Monday, August 24, 2015

What help does Calypso give Odysseus in The Odyssey?

Calypso helps Odysseus by first agreeing to set him free, and then by promising him a raft and provisions for his journey home.

By way of the messenger Hermes, Zeus orders Calypso to free Odysseus. Calypso rails against the male gods who take mortals for wives, but are angered when the female gods take a mortal man. Nevertheless, she obeys. When she finds the unhappy Odysseus crying as the



                     ...sweet days of his lifetime
were running out in anguish over his exile,
for long ago the nymph had ceased to please.

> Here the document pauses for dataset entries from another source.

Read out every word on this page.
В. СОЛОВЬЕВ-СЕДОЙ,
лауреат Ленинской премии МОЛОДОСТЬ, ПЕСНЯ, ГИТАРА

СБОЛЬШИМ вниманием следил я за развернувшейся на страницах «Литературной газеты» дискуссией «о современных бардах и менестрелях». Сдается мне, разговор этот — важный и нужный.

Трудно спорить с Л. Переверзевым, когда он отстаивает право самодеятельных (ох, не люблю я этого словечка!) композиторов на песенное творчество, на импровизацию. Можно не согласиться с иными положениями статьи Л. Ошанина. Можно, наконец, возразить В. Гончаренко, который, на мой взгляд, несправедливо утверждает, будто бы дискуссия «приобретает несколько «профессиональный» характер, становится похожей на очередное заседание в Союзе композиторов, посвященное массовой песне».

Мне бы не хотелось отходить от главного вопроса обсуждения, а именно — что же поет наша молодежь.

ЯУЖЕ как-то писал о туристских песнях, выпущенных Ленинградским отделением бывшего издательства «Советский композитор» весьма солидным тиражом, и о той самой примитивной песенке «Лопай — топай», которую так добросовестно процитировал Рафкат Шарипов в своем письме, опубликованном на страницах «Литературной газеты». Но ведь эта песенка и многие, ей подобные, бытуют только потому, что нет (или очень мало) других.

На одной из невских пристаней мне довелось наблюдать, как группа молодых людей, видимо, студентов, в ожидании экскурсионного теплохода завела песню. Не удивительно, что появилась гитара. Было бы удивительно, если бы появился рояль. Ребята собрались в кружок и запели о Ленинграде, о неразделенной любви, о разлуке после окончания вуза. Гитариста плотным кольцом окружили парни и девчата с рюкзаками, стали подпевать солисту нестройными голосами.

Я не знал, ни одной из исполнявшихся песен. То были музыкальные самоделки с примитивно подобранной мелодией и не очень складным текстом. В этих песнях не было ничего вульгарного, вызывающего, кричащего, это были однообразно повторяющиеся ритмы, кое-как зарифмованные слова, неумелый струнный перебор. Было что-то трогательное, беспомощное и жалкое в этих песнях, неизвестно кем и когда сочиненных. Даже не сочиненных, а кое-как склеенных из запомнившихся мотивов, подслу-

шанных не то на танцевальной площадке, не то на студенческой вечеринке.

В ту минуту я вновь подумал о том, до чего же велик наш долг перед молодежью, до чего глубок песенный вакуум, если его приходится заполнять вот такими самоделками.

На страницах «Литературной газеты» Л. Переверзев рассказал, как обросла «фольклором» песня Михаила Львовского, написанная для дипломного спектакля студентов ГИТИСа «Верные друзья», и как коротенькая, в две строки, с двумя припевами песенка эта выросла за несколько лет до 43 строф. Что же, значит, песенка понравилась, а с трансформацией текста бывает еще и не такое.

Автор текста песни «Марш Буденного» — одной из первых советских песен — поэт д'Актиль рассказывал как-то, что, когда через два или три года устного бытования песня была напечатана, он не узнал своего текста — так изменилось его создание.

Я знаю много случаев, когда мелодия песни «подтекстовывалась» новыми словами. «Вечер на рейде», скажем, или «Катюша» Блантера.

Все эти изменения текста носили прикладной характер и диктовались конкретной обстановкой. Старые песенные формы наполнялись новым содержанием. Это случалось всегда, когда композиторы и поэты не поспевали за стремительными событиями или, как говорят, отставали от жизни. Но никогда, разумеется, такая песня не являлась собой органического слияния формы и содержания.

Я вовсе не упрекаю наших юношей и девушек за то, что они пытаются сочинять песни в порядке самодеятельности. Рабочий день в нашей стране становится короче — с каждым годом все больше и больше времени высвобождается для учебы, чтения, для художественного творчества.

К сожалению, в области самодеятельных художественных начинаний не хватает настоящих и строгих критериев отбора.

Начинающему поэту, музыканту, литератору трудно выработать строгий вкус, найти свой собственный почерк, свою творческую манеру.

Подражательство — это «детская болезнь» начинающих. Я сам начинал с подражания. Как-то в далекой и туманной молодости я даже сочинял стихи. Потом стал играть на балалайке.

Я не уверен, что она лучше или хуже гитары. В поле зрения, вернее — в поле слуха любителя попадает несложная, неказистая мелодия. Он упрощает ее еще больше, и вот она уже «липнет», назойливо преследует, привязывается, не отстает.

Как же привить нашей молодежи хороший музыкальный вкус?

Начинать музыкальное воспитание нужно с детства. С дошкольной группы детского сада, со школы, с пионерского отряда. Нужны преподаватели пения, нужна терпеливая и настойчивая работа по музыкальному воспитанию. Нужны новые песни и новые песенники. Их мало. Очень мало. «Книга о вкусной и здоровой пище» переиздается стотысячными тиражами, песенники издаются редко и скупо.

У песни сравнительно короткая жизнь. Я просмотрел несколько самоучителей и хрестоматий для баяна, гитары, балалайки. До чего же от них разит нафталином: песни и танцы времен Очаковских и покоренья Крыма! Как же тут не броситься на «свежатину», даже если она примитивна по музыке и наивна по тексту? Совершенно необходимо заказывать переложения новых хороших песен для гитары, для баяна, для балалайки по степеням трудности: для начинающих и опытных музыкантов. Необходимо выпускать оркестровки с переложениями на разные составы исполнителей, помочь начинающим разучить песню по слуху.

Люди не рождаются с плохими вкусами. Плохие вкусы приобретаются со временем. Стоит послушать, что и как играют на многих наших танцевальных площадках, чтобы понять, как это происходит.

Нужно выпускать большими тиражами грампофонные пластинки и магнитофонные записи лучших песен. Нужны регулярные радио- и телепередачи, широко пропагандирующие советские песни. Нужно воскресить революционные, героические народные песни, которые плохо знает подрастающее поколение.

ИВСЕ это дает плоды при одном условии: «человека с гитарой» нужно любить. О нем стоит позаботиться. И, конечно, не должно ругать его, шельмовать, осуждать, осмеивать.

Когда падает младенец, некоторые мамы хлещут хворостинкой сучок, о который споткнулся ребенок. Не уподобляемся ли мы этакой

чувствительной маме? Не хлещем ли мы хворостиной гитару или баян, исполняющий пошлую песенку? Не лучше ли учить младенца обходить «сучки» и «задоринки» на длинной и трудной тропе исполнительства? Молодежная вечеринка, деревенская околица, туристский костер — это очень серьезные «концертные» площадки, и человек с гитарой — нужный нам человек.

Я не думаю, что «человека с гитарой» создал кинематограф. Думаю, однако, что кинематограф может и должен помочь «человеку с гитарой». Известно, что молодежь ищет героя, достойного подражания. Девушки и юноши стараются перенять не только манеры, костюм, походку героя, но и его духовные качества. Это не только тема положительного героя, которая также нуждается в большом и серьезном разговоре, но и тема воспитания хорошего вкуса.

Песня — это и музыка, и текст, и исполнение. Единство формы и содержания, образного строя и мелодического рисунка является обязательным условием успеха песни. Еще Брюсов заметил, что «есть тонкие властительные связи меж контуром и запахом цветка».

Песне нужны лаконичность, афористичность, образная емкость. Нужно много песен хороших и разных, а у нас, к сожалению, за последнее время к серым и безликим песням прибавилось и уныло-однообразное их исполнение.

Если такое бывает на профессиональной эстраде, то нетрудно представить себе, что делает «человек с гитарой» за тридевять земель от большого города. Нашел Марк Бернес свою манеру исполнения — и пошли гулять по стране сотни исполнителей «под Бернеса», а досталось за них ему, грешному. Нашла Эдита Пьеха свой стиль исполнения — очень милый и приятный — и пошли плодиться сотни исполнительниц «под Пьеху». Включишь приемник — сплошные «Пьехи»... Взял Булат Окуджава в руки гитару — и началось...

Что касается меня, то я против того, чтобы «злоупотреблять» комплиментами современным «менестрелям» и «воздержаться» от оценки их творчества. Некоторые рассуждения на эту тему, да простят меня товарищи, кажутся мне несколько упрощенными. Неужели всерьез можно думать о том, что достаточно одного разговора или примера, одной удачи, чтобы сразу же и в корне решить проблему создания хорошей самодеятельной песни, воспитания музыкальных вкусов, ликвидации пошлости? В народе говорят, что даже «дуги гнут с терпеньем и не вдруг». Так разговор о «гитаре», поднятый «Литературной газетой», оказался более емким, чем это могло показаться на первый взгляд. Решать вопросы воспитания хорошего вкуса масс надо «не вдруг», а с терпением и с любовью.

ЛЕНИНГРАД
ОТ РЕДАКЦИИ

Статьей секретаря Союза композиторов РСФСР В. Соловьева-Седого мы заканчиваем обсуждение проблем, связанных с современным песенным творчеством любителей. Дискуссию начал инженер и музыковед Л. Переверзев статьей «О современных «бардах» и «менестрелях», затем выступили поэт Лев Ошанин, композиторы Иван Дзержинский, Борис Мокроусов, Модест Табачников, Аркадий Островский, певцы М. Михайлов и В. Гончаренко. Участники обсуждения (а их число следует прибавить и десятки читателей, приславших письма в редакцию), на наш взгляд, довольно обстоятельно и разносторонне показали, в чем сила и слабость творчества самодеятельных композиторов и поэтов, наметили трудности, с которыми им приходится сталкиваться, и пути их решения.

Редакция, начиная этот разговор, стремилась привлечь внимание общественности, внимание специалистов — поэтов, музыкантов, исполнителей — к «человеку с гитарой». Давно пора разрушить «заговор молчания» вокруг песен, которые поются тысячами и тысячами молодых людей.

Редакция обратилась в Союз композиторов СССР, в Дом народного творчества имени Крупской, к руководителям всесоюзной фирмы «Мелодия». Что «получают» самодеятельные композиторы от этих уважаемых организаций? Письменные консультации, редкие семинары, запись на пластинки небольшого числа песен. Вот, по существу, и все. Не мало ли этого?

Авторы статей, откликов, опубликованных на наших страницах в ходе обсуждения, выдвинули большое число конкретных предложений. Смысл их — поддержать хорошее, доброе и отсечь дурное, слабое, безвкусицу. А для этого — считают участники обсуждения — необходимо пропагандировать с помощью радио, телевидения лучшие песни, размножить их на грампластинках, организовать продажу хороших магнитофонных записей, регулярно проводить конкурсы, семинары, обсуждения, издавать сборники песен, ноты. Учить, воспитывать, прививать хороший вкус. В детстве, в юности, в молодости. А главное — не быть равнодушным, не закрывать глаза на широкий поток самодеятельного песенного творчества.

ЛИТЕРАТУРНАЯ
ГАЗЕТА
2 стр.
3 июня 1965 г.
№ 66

Calypso approaches Odysseus, telling him to calm himself:



"Here you need grieve no more.... 
                  I have pondered it,
and I shall help you go."



Then, she takes him into her cave, where she has her serving maids bring him food. Still, she tries to convince Odysseus to stay, telling him of the dangers of the sea and offering to make him immortal is he stays. Much like the jealous woman, she asks Odysseus if she is less desirable than the wife for whom he pines. Odysseus calms her by saying that she has no reason for jealousy as Penelope is but a mortal, also. Offering his main desire to leave her as wishing to return home, he says,



                             "...Yet it is true, each day
I long for home, long for the sight of home..."



Thus, able to not offend Calypso by arguing that it is his home he misses more than his wife, he is allowed to construct a raft and set sail, although she watches him depart with great sadness. Moreover, just as Calypso has warned, Odysseus finds himself on a dangerous sea because the god Poseidon has generated a storm that destroys the raft. Fortunately, however, the goddess Ino comes to his rescue, by providing Odysseus with a veil that keeps him safe after his raft is wrecked. After eighteen days at sea, having been flung farther out and against jagged rocks, Odysseus again meets with good fortune as Athena intervenes along with a sea nymph. They, then, direct his course. At last, Odysseus finds a river that flows up to the coast of the island of Scheria. There he hides himself in a pile of leaves. Exhausted by this final effort, Odysseus throws off the protective veil given him by Ino as she has instructed him, and Athena "showered sleep/ that his distress should end."